For months leading up to the PyeongChang 2018 Winter Olympics, interest in the South Korea Games was reportedly "very low" because of global tensions involving North Korea, South Korea's infamous neighbor, but there were also hundreds of thousands of people who were prepared to boycott the Olympics altogether.

That's because, as was well publicized before both the 1988 Seoul Summer Olympics and the 2002 FIFA World Cup, South Korea permits the consumption of cat and dog meat -- foods that have a long history in the nation but are illegal to sell in the United States.

As they did in the months leading up to the Summer Games 30 years ago in Seoul, according to Vice, South Korea imposed restrictions on certain dog meat markets so as not to rub Olympics guests the wrong way.
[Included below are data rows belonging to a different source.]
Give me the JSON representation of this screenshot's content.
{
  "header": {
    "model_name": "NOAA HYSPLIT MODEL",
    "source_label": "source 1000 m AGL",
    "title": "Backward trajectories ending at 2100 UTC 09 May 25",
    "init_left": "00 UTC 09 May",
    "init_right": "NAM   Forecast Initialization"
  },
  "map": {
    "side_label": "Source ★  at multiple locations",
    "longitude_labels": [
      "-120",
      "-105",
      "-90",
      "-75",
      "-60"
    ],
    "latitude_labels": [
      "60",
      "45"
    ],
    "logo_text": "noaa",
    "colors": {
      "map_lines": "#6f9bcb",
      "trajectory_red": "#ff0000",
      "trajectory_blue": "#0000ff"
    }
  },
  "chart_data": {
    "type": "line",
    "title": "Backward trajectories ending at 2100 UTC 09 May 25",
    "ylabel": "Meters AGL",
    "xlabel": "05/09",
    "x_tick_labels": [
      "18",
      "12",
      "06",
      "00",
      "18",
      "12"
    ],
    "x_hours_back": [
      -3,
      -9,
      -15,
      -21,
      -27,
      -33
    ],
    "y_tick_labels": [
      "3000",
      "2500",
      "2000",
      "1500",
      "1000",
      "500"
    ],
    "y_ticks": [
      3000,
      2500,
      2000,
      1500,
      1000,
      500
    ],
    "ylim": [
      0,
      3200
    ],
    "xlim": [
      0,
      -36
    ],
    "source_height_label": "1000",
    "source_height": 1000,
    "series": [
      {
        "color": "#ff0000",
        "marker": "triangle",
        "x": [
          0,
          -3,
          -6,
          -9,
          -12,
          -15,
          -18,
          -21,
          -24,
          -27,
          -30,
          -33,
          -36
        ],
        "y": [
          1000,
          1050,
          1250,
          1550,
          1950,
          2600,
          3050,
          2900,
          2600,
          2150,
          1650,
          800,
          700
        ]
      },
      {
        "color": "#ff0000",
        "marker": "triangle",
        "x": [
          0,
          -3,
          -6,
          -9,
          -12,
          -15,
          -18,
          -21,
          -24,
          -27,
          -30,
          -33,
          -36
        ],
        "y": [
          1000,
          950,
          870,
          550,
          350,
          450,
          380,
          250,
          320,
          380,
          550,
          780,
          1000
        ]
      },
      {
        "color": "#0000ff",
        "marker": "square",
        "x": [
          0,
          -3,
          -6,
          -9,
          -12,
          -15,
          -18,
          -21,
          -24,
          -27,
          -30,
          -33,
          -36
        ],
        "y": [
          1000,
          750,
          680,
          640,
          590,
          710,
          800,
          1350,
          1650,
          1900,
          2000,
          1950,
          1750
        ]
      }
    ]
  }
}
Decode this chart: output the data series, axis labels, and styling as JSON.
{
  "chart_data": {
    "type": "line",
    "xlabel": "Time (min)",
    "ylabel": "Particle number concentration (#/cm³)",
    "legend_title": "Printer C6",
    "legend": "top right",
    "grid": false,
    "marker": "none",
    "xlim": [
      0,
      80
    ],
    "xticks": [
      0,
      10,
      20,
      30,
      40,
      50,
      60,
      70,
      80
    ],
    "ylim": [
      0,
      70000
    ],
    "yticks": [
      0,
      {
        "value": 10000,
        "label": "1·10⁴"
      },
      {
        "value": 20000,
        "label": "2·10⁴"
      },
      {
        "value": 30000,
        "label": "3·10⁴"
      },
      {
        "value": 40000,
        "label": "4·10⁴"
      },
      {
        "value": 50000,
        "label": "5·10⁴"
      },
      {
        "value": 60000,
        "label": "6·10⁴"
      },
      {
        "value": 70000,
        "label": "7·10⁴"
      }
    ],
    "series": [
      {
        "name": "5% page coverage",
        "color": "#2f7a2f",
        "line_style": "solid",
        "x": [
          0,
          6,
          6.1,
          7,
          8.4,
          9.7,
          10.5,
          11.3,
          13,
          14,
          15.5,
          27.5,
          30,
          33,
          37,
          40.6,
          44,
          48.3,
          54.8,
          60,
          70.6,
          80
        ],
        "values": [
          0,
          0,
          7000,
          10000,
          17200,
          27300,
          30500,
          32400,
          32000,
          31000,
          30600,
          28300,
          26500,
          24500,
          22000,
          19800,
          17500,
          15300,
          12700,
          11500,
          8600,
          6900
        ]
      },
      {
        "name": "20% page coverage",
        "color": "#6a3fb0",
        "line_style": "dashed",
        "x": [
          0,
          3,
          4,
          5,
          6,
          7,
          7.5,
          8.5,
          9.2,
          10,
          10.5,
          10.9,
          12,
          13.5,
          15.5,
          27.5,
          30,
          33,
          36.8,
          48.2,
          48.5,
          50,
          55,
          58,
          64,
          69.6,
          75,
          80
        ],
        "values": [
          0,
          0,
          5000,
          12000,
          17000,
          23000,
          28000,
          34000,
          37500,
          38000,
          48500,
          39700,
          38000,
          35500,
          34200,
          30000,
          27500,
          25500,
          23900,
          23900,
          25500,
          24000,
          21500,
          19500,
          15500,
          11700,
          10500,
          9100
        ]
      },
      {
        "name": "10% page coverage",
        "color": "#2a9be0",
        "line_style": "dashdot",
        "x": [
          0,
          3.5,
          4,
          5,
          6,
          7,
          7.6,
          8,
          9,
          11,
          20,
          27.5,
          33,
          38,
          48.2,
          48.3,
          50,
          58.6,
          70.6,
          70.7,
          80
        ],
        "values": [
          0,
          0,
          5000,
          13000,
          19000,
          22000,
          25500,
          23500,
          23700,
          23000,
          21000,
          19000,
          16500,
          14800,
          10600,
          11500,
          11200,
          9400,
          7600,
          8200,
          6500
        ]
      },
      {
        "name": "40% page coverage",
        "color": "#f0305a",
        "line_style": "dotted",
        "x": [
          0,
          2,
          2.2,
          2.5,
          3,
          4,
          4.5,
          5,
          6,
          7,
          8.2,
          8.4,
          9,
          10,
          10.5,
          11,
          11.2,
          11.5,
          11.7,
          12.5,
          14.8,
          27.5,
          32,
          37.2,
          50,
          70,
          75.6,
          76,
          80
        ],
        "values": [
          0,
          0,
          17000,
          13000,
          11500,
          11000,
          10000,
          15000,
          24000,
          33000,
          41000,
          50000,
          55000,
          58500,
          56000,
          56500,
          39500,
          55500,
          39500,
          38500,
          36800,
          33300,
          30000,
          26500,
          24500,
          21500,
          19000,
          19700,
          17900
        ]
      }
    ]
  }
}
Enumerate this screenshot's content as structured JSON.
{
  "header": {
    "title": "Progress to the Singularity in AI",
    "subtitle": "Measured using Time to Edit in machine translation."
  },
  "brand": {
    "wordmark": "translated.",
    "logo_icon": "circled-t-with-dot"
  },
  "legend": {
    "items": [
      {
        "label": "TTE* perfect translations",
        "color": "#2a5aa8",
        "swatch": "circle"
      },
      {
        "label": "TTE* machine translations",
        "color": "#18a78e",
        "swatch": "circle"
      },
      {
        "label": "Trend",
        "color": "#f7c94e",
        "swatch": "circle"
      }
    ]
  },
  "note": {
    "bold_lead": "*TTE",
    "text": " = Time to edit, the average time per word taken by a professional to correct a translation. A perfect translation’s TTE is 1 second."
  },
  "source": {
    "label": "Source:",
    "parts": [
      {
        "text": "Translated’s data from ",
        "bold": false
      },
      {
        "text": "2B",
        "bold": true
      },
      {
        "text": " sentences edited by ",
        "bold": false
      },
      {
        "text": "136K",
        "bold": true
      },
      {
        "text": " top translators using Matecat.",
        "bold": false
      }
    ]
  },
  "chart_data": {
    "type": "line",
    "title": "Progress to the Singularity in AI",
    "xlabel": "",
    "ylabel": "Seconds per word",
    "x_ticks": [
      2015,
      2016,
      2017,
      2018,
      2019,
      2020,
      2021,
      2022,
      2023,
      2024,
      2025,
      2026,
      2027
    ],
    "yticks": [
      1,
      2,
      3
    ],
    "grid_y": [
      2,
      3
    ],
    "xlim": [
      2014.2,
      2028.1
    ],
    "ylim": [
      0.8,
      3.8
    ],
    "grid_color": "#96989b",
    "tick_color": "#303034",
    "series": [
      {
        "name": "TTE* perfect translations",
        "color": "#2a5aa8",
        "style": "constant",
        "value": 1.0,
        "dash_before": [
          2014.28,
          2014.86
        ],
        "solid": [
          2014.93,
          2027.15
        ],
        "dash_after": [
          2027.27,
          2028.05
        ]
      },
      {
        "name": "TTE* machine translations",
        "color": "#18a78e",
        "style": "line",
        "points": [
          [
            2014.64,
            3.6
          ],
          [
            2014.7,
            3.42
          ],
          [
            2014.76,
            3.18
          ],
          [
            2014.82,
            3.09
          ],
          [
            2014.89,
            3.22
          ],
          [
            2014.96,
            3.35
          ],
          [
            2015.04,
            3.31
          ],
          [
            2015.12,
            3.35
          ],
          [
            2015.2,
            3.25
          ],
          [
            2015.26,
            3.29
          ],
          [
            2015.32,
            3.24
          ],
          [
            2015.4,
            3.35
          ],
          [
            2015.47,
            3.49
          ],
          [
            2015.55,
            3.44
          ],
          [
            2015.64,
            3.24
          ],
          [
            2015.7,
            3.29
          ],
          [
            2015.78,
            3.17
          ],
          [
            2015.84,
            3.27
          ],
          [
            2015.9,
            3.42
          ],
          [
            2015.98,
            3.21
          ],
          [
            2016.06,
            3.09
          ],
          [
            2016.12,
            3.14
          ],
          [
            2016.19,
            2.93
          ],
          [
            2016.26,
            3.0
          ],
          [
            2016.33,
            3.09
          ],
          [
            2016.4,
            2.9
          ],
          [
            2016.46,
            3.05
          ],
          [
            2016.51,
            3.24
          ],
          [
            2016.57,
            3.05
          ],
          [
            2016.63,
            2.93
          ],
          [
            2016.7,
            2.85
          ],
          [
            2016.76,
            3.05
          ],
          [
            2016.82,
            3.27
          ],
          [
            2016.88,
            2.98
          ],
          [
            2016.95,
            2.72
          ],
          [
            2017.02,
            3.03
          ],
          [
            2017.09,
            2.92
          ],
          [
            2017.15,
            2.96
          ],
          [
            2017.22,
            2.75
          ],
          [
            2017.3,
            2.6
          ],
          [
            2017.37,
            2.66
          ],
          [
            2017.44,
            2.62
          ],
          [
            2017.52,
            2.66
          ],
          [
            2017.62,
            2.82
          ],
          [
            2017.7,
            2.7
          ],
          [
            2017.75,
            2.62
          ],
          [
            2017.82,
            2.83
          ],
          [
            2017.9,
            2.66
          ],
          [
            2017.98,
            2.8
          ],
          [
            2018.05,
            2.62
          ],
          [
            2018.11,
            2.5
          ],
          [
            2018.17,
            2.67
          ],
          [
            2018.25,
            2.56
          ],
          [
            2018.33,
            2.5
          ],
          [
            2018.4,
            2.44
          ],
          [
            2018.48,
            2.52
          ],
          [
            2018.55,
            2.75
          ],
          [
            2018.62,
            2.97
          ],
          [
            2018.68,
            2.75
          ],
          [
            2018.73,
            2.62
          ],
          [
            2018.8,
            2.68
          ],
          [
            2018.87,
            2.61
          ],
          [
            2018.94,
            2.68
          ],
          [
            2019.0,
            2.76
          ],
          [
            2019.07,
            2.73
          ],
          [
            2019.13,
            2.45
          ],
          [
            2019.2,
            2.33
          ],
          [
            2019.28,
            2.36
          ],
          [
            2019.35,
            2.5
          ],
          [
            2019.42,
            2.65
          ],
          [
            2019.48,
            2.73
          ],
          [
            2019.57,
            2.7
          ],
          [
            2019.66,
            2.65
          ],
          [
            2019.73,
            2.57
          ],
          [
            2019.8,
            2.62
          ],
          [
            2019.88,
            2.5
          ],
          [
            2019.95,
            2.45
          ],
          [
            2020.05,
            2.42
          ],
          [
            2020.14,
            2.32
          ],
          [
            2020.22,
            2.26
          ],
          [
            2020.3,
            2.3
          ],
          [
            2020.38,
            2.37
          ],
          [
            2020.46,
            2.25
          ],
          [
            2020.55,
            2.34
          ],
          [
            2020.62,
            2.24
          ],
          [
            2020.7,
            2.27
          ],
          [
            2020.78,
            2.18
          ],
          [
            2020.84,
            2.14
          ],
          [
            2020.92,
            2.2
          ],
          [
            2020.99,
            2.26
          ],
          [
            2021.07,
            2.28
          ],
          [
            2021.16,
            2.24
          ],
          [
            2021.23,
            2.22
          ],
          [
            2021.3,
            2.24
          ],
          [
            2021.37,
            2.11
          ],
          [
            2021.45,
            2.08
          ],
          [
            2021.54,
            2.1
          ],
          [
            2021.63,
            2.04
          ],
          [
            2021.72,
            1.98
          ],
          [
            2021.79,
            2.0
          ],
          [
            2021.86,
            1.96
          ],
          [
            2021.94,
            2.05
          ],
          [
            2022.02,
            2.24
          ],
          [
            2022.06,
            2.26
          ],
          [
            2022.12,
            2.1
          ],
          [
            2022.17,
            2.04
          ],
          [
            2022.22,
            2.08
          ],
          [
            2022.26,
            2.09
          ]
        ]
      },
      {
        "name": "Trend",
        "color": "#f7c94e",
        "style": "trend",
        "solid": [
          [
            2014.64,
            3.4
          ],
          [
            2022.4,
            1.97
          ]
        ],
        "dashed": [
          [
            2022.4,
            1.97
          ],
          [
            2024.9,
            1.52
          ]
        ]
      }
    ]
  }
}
The changes came "after complaints from local residents about the noise and smell, but authorities (were) also eager to stave off any international controversy," Vice reported, adding that some markets would remain open, albeit without the "display of live dogs."

But not everyone was satisfied in the months before the Olympics, and there is still attention being given to meat markets located near current Winter Games venues.

Eating cat and dog has been commonplace in South Korea since as early as the 1300s, some research says, but more than 200,000 previously vowed to skip the 2018 Winter Games in a Change.org petition, which addressed the International Olympic Committee and called for a complete end to cat and dog meat consumption. More than a million others, meanwhile, had put their names on a separate petition to the President of the Republic of Korea to ban the trade of dog meat.